Seminars & Colloquia

David Patterson

Computer Science, UC Berkeley, California

"Talk Canceled
The Parallel Computing Landscape: A Berkeley View 2.0"

Monday April 14, 2008 04:00 PM
Location: 3211, EB2 NCSU Centennial Campus
(Visitor parking instructions)

This talk is part of the Triangle Computer Science Distinguished Lecturer Series

 

Abstract: In December 2006 we published a broad survey of the issues for the whole field concerning the multicore/manycore sea change (see view.eecs.berkeley.edu). We view the ultimate goal as being able to productively create efficient and correct software that smoothly scales when the number of cores per chip doubles biennially. This talk covers the specific research agenda that a large group of us at Berkeley are going to follow (see parlab.eecs.berkeley.edu).

To take a fresh approach to the longstanding parallel computing problem, our research agenda will be driven by compelling applications developed by domain experts. Historically, past efforts to resolve these challenges have often been driven "bottom-up" from the hardware, with applications an afterthought. We will focus on exciting new applications that need much more computing horsepower to run well rather than on legacy programs that already run well on today's computers. Our applications are in the areas of personal health, image retrieval, music, speech understanding, and browsers.

The development of parallel software is the heart of the research agenda. The task will be divided into two layers: an efficiency layer that aims at low overhead for 10 percent of the best programmers, and a productivity layer for the rest of the programming community--including domain experts--that reuses the parallel software developed at the efficiency layer. Key to this approach is a layer of libraries and programming frameworks centered around the 13 computational bottlenecks ("dwarfs") that we identified in the Berkeley View report. We will also create a Composition and Coordination Language to make it easier to compose these components. Finally, we will rely on autotuning to map the software efficiently to a particular parallel computer. Past attempts have often relied on a single programming abstraction and language for everyone and on parallelizing compilers.

The role of the operating systems and the architecture in this project is to support software and applications in achieving the ultimate goal, rather than the conventional approach of fixing the environment in which parallel software must survive. Examples include primitives like thin hypervisors and libraries for the operating system and hardware support for partitioning and fast barrier synchronization.

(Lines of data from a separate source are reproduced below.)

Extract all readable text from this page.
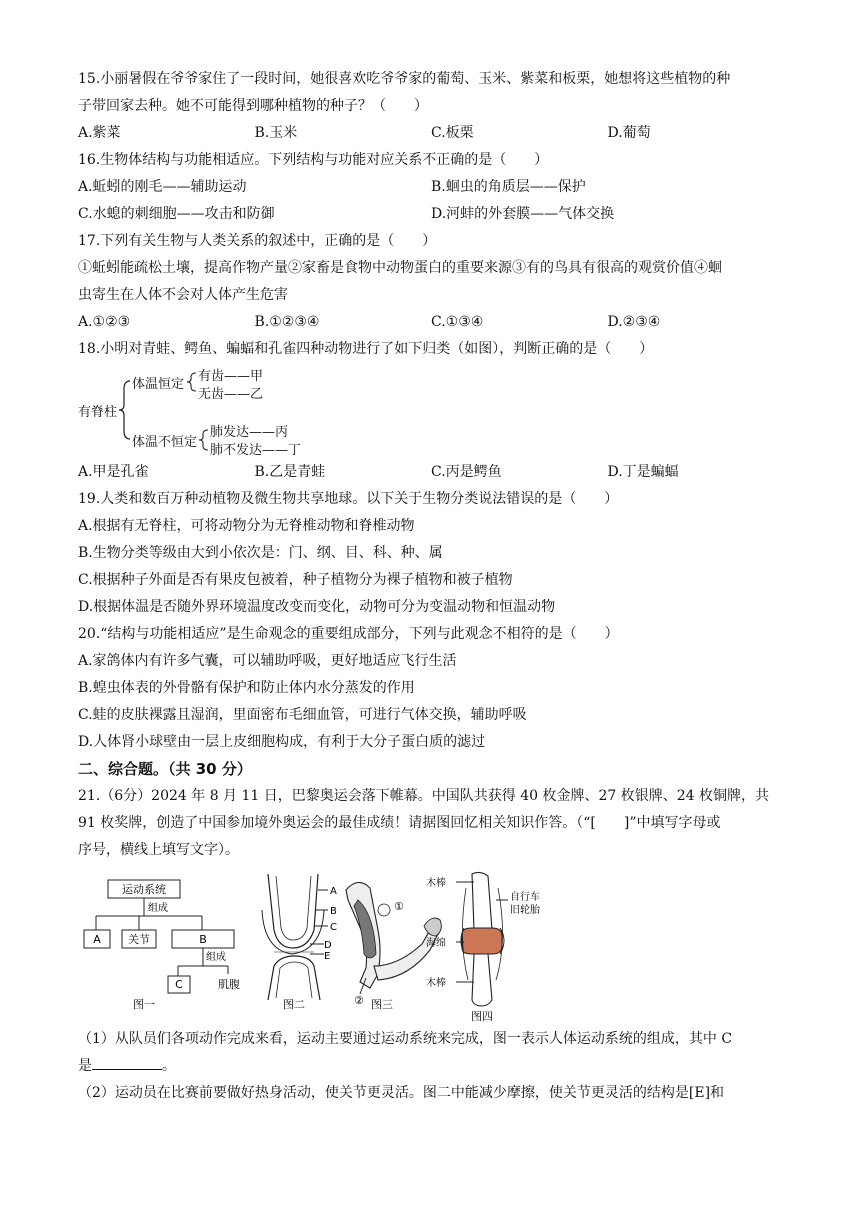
15.小丽暑假在爷爷家住了一段时间，她很喜欢吃爷爷家的葡萄、玉米、紫菜和板栗，她想将这些植物的种
子带回家去种。她不可能得到哪种植物的种子？（　　）
A.紫菜	B.玉米	C.板栗	D.葡萄
16.生物体结构与功能相适应。下列结构与功能对应关系不正确的是（　　）
A.蚯蚓的刚毛——辅助运动	B.蛔虫的角质层——保护
C.水螅的刺细胞——攻击和防御	D.河蚌的外套膜——气体交换
17.下列有关生物与人类关系的叙述中，正确的是（　　）
①蚯蚓能疏松土壤，提高作物产量②家畜是食物中动物蛋白的重要来源③有的鸟具有很高的观赏价值④蛔
虫寄生在人体不会对人体产生危害
A.①②③	B.①②③④	C.①③④	D.②③④
18.小明对青蛙、鳄鱼、蝙蝠和孔雀四种动物进行了如下归类（如图），判断正确的是（　　）
有脊柱
体温恒定
体温不恒定
有齿——甲
无齿——乙
肺发达——丙
肺不发达——丁
A.甲是孔雀	B.乙是青蛙	C.丙是鳄鱼	D.丁是蝙蝠
19.人类和数百万种动植物及微生物共享地球。以下关于生物分类说法错误的是（　　）
A.根据有无脊柱，可将动物分为无脊椎动物和脊椎动物
B.生物分类等级由大到小依次是：门、纲、目、科、种、属
C.根据种子外面是否有果皮包被着，种子植物分为裸子植物和被子植物
D.根据体温是否随外界环境温度改变而变化，动物可分为变温动物和恒温动物
20.“结构与功能相适应”是生命观念的重要组成部分，下列与此观念不相符的是（　　）
A.家鸽体内有许多气囊，可以辅助呼吸，更好地适应飞行生活
B.蝗虫体表的外骨骼有保护和防止体内水分蒸发的作用
C.蛙的皮肤裸露且湿润，里面密布毛细血管，可进行气体交换，辅助呼吸
D.人体肾小球壁由一层上皮细胞构成，有利于大分子蛋白质的滤过
二、综合题。（共 30 分）
21.（6分）2024 年 8 月 11 日，巴黎奥运会落下帷幕。中国队共获得 40 枚金牌、27 枚银牌、24 枚铜牌，共
91 枚奖牌，创造了中国参加境外奥运会的最佳成绩！请据图回忆相关知识作答。（“[　　]”中填写字母或
序号，横线上填写文字）。
运动系统
组成
A 关节	B
组成
C	肌腹
图一
A
B
C
D
E
图二
①
② 图三
木棒
自行车
旧轮胎
海绵
木棒
图四
（1）从队员们各项动作完成来看，运动主要通过运动系统来完成，图一表示人体运动系统的组成，其中 C
是	。
（2）运动员在比赛前要做好热身活动，使关节更灵活。图二中能减少摩擦，使关节更灵活的结构是[E]和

We will prototype the hardware of the future using field programmable gate arrays (FPGAs), which we believe are fast enough to be interesting to parallel software researchers yet flexible enough to "tape out" new designs every day while being cheap enough that university researchers can afford to construct systems containing hundreds of processors. This prototyping infrastructure is called RAMP (Research Accelerator for Multiple Processors), which is being developed by a consortium of universities and companies (see ramp.eecs.berkeley.edu).

Short Bio: David Patterson has been Professor of Computer Science at the University of California, Berkeley since 1977, after receiving his A.B. (1969), M.S. (1970), and Ph.D. (1976) from UCLA. He is one of the pioneers of RISC, RAID, and NOW, which are widely used. Past chair of the Computer Science Department at U.C. Berkeley and the Computing Research Association, he was elected President of the Association for Computing Machinery (ACM) for 2004 to 2006 and served on the Information Technology Advisory Committee for the U.S. President (PITAC) from 2003 to 2005.

He co-authored five books, including two on computer architecture with John L. Hennessy: Computer Architecture: A Quantitative Approach (4 editions, latest is ISBN 0-12-370490-1) and Computer Organization and Design: the Hardware/Software Interface (3 editions; latest is ISBN 1-55860-604-1). They have been widely used as textbooks for graduate and undergraduate courses since 1990.

His work has been recognized by about 25 awards for research, teaching, and service, including Fellow of ACM and IEEE and election to the National Academy of Engineering. In 2005 he shared Japan's Computer & Communication award with Hennessy and was named to the Silicon Valley Engineering Hall of Fame. In 2006 he was elected to the American Academy of Arts and Sciences and the National Academy of Sciences and he received the Distinguished Service Award from the Computing Research Association. In 2007 he was named a Fellow of the Computer History Museum and a Fellow of the American Association for the Advancement of Science.

David Patterson's current projects are the RAD Lab: Reliable Adaptive Distributed systems, RAMP: Research Accelerator for Multiple Processors, and The Berkeley View on Parallel Computing Research.

Special Instructions: !!!THIS TALK HAS BEEN CANCELED!!!